In recent decades, the development of high-precision weaponry systems and the instant flow of information has redefined the notion of urban warfare as a local phenomenon with global effects in an increasingly interconnected world. The annihilation of Aleppo and the broadcasted demolitions of Palmyra demonstrate the accelerating politicization of the destruction process and the rising weaponization of architecture. War Diaries looks at complex postwar settings to illuminate design responses to urban warfare and violence against art and architecture. The focus is on world regions where planners, architects and artists are involved in concrete initiatives on the ground. The question at stake, is how professionals have conducted and accomplished investigations, renewal and redevelopment of attacked sites. Examining the role of these specialists, the book illuminates the approaches and attitudes towards destruction that designers have used to remediate the effects of violence against cities and cultural heritage.
Elisa Dainese is a historian and theorist of architecture and urbanism. Currently an assistant professor at the Georgia Institute of Technology, she specializes in the history of the production and transnational circulation of architectural knowledge with a focus on cross-cultural exchanges between Europe, North America, and historically underrepresented communities, including ones in the sub-Sahara and, more recently, the Arctic. She has published widely in architectural books and magazines (Journal of the Society of Architectural Historians, Journal of Architecture, e-flux, Thresholds, Bauhaus, OASE, and Planning Perspectives), and her research has received grants and awards from Columbia University, the Bruno Zevi Foundation, Canadian Centre for Architecture, Social Sciences and Humanities Research Council of Canada, GAHTC, the Graham Foundation, the University of Pisa, Southeast Society of Architectural Historians, and Georgia Tech. She is the coeditor of the collection entitled War Diaries (University of Virginia Press, 2022); and author of Africa Fever (forthcoming). She is a member of the board of directors of the Society of Architectural Historians (SAH) and cochair of the SAH 78th Annual International Conference.
Aleksandar Staničić is an architect and assistant professor at the Faculty of Architecture and the Built Environment, TU Delft.
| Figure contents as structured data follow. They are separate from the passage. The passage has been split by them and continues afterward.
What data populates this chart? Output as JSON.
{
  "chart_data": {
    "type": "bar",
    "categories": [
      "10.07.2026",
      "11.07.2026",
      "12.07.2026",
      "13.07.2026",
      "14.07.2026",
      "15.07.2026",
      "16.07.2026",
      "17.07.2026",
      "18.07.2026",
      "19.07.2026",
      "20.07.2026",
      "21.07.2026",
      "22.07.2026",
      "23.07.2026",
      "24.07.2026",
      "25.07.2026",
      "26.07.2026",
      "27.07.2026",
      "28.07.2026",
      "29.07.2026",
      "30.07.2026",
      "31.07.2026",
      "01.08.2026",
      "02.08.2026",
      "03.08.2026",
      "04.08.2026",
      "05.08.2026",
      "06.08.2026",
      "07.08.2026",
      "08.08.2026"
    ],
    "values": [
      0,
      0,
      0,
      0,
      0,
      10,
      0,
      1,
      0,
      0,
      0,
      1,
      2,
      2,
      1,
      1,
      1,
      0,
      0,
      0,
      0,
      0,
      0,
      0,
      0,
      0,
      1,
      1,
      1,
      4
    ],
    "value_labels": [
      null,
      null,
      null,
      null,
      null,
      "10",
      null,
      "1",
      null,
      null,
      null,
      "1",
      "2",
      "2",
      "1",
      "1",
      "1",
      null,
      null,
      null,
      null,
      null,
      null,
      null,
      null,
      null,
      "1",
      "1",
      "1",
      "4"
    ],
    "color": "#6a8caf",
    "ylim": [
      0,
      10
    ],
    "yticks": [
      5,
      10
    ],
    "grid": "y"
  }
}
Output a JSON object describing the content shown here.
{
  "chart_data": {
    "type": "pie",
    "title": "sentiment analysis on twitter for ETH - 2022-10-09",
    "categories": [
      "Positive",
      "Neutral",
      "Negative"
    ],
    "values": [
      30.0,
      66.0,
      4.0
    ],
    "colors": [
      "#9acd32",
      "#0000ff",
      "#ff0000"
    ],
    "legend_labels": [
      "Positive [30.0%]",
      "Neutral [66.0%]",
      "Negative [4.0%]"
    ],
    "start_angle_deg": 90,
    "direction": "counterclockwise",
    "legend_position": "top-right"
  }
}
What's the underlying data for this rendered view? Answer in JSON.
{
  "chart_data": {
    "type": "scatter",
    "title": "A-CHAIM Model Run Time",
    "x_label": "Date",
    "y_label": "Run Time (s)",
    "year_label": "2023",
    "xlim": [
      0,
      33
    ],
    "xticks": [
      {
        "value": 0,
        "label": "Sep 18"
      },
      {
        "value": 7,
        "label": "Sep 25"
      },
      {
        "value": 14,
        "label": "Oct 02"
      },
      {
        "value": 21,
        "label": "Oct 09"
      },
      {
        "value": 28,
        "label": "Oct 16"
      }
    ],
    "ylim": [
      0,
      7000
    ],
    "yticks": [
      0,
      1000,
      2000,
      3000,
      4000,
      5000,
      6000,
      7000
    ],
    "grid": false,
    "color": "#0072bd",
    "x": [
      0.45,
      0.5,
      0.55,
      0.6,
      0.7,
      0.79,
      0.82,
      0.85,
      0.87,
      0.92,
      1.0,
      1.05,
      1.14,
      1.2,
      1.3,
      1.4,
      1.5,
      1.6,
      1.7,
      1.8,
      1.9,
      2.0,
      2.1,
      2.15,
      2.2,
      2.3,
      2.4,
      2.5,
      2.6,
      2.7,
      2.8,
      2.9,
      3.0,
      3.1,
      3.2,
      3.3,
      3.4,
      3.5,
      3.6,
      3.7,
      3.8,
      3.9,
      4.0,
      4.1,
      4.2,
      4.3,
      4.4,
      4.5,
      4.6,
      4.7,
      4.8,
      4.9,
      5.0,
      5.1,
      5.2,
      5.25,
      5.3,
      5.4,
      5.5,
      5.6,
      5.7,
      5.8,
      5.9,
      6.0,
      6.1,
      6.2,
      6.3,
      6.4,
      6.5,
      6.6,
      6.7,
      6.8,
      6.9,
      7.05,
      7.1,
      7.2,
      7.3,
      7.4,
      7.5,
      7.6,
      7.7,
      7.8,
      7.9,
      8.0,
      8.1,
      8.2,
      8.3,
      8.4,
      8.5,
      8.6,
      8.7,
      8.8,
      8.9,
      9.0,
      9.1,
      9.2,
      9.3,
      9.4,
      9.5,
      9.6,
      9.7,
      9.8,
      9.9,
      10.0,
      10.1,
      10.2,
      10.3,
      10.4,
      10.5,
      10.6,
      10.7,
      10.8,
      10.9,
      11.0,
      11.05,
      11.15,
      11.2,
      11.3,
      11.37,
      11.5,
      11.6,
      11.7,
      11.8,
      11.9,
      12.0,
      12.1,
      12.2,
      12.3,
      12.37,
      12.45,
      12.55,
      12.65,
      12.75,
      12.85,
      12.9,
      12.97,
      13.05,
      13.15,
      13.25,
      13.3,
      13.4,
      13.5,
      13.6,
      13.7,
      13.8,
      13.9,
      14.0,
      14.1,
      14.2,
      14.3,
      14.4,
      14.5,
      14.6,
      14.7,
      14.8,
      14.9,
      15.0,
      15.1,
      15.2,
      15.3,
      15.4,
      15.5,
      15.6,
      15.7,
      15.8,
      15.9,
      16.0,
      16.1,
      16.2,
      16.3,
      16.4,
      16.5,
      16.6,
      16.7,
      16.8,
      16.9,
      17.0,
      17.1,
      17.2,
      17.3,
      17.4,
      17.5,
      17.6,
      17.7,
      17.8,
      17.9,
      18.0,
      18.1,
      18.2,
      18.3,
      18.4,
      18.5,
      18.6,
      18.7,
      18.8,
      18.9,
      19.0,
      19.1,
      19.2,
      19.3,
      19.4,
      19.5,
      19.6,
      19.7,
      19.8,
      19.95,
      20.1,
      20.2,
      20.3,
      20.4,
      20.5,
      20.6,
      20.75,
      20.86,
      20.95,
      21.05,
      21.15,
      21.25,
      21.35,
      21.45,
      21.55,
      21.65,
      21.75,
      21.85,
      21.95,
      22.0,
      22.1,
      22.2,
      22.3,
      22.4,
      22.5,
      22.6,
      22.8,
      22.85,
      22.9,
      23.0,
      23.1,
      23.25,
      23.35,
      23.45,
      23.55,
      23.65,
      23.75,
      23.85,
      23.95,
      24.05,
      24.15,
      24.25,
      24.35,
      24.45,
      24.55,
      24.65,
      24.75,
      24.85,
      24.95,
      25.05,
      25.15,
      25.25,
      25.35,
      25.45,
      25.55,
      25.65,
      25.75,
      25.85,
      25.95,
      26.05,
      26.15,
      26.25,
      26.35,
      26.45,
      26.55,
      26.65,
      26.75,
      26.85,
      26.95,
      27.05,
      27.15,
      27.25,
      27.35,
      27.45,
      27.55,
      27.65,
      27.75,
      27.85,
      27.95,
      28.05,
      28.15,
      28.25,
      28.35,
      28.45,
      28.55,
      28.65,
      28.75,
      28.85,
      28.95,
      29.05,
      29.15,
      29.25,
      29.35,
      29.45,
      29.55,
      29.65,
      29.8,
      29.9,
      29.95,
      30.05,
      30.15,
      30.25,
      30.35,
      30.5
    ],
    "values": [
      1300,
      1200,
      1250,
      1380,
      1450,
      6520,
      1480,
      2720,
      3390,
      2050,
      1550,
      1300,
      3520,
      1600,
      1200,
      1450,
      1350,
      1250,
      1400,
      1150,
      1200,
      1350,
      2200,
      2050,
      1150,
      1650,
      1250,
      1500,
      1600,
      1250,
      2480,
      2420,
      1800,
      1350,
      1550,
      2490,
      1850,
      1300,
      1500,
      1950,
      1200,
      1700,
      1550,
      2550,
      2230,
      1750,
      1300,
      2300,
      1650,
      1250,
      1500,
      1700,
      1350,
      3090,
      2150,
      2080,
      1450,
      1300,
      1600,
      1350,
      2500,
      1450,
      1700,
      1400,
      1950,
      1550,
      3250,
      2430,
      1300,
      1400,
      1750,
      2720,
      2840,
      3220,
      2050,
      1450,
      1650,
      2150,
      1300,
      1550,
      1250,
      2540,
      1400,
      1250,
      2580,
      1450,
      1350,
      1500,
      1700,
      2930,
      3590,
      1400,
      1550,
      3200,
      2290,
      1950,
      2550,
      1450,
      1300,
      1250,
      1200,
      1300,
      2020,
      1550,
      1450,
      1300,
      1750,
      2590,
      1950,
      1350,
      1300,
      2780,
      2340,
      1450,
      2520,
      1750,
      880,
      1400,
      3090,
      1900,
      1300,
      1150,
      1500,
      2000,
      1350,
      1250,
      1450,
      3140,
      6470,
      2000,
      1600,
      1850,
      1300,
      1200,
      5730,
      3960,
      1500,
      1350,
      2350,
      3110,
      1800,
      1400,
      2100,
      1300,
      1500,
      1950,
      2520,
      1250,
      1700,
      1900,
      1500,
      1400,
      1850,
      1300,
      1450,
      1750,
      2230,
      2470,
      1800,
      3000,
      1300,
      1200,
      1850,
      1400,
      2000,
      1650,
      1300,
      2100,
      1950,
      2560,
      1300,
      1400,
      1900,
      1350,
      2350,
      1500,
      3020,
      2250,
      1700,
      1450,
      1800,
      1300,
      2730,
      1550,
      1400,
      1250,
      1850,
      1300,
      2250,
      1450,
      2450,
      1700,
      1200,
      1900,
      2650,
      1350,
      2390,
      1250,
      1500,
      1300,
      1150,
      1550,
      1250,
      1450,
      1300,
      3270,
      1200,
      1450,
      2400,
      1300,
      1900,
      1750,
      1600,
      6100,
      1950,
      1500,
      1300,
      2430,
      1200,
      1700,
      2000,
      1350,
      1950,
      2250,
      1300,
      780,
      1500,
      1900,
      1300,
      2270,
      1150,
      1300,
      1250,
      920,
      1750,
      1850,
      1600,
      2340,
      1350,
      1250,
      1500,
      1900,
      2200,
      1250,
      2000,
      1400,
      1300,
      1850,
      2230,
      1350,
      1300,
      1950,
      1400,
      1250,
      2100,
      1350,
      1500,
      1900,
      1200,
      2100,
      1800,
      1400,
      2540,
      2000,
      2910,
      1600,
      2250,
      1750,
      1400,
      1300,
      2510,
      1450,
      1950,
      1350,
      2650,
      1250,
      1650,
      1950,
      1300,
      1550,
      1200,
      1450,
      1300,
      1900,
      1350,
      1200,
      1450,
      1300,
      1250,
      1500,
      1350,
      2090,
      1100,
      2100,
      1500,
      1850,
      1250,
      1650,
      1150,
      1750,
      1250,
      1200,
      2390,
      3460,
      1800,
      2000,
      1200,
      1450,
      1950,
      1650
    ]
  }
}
He was a Marie Curie postdoctoral fellow at TU Delft (2018–20), a postdoctoral fellow at the Aga Khan Program for Islamic Architecture at MIT (2017–18), and a research scholar at the Italian Academy for Advanced Studies, Columbia University (2016–17). His most recent work includes the edited volume War Diaries: Design After the Destruction of Art and Architecture (University of Virginia Press, 2022) and numerous research articles in various journals, including the Journal of Architecture, Footprint, and Architecture and Culture.